By Richard Bell
Veterans, RCMP members, and first responders now have a state-of-the-art mental health and addiction care facility on the Eastern Shore.
The official ribbon-cutting opening of EHN Guardians Atlantic took place on May 12 on the steps of the main building, located at 610 Myers Point Road, Head of Jeddore.
The company has substantially repurposed and rebuilt the buildings on the site, which was originally built and operated as a resort. The focus is on people who have spent their lives serving and protecting others—jobs whose long-term stress, trauma, and pressure can make seeking mental health care especially difficult.
“Today is about much more than a few buildings,” said Joe Manget, EHN Canada’s CEO. “Today is about creating a place where those who spent their lives serving and protecting others can finally put their own well-being first.”
The facility offers enhanced clinical programs for addiction, trauma, and concurrent disorders, private and semi-private accommodations, 24/7 medical support, and restorative amenities such as hiking trails, meditation spaces, and a fitness centre, all designed to foster long-term healing.
In remarks before the ribbon cutting, RCMP Superintendent Dustine Rodier, M.O.M. (and Senior Strategic Advisor in the RCMP’s Occupational Health and Safety Branch--photo above) gave some moving testimony about the origin of the relationship between the RCMP and EHN Canada, and the dramatic impact on her own life.
“The RCMP of Nova Scotia got involved with the EHN team after the Nova Scotia mass casualty tragedy,” Rodier said. “There was such a widespread, devastating impact to our organization. There was no playbook for how we could handle something of this size.”
Rodier was administration and personnel officer for Nova Scotia at the time, responsible for the wellness of RCMP employees. At her first meeting with EHN, Rodier said she couldn’t even say what she needed. “My answer was, ‘I have no idea. We are so far down this black hole.’
And their answer was, ‘Don't worry, we got you.’ Over the next several months, as this process played out, what EHN took is every single piece of our feedback and built a whole new program for the RCMP that I'm proud to say is now rolled out nationally called the EHN Guardians Program.”
But the work was also taking a toll on Rodier herself. “I can say, honestly, from the bottom of my heart, this program, what EHN does, saves lives. And I can say that because they saved my life. Back in 2021, after we started working with EHN, I knew in the back of my mind that I was becoming very, very unwell myself.”
She ended up doing a full nine-week program at EHN’s Nanaimo facility.
“It saved my life, it saved my family, it saved my career, and it gave me a whole new, opened my eyes to a whole new level of compassion that I didn't even know it could exist.

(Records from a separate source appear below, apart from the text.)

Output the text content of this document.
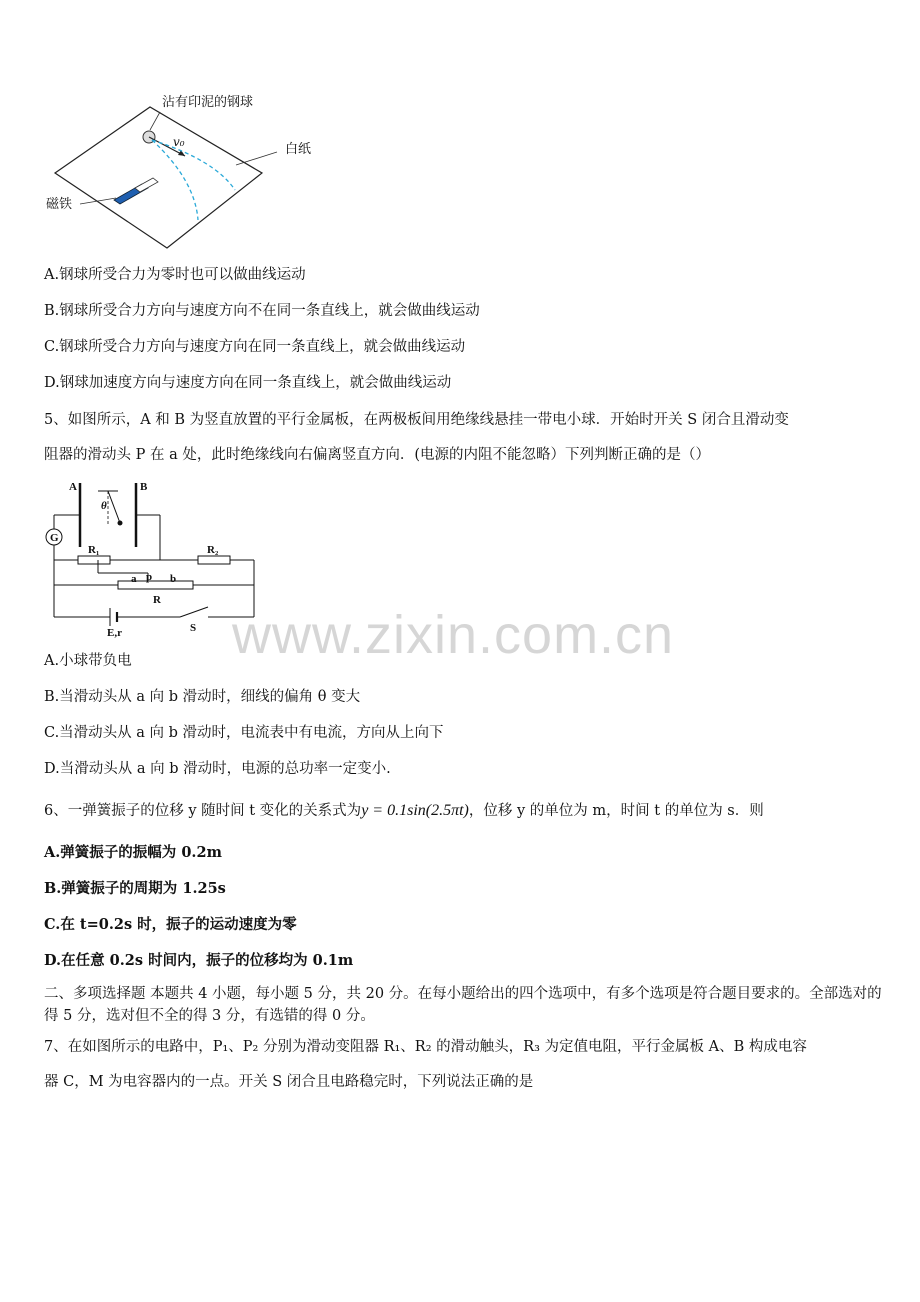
沾有印泥的钢球
白纸
磁铁
v₀
A.钢球所受合力为零时也可以做曲线运动
B.钢球所受合力方向与速度方向不在同一条直线上，就会做曲线运动
C.钢球所受合力方向与速度方向在同一条直线上，就会做曲线运动
D.钢球加速度方向与速度方向在同一条直线上，就会做曲线运动
5、如图所示，A 和 B 为竖直放置的平行金属板，在两极板间用绝缘线悬挂一带电小球．开始时开关 S 闭合且滑动变
阻器的滑动头 P 在 a 处，此时绝缘线向右偏离竖直方向．(电源的内阻不能忽略）下列判断正确的是（）
A	B
θ
G
R₁	R₂
a p b
R
E,r	S www.zixin.com.cn
A.小球带负电
B.当滑动头从 a 向 b 滑动时，细线的偏角 θ 变大
C.当滑动头从 a 向 b 滑动时，电流表中有电流，方向从上向下
D.当滑动头从 a 向 b 滑动时，电源的总功率一定变小.
6、一弹簧振子的位移 y 随时间 t 变化的关系式为y = 0.1sin(2.5πt)，位移 y 的单位为 m，时间 t 的单位为 s．则
A.弹簧振子的振幅为 0.2m
B.弹簧振子的周期为 1.25s
C.在 t=0.2s 时，振子的运动速度为零
D.在任意 0.2s 时间内，振子的位移均为 0.1m
二、多项选择题 本题共 4 小题，每小题 5 分，共 20 分。在每小题给出的四个选项中，有多个选项是符合题目要求的。全部选对的得 5 分，选对但不全的得 3 分，有选错的得 0 分。
7、在如图所示的电路中，P₁、P₂ 分别为滑动变阻器 R₁、R₂ 的滑动触头，R₃ 为定值电阻，平行金属板 A、B 构成电容
器 C，M 为电容器内的一点。开关 S 闭合且电路稳完时，下列说法正确的是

Eastern Shore MLA (and Minister of Fisheries and Aquaculture) Kent Smith and Minister of Justice Scott Armstrong were on hand to welcome the opening of the treatment centre.
Smith said that the facility filled an important need: “For too long, those seeking this level of specialized care have either had to travel far from home or simply go without. And today, that changes.”
He noted that the Houston government had already “made the largest investment in mental health and addictions in this province's history. We established Mental Health and Addictions as a stand-alone department, a signal that that work deserves its own unique department. And as we remain committed to reducing barriers, ensuring that Nova Scotians can access the care they need closer to home, holistically, rather than a collection of individualized symptoms.”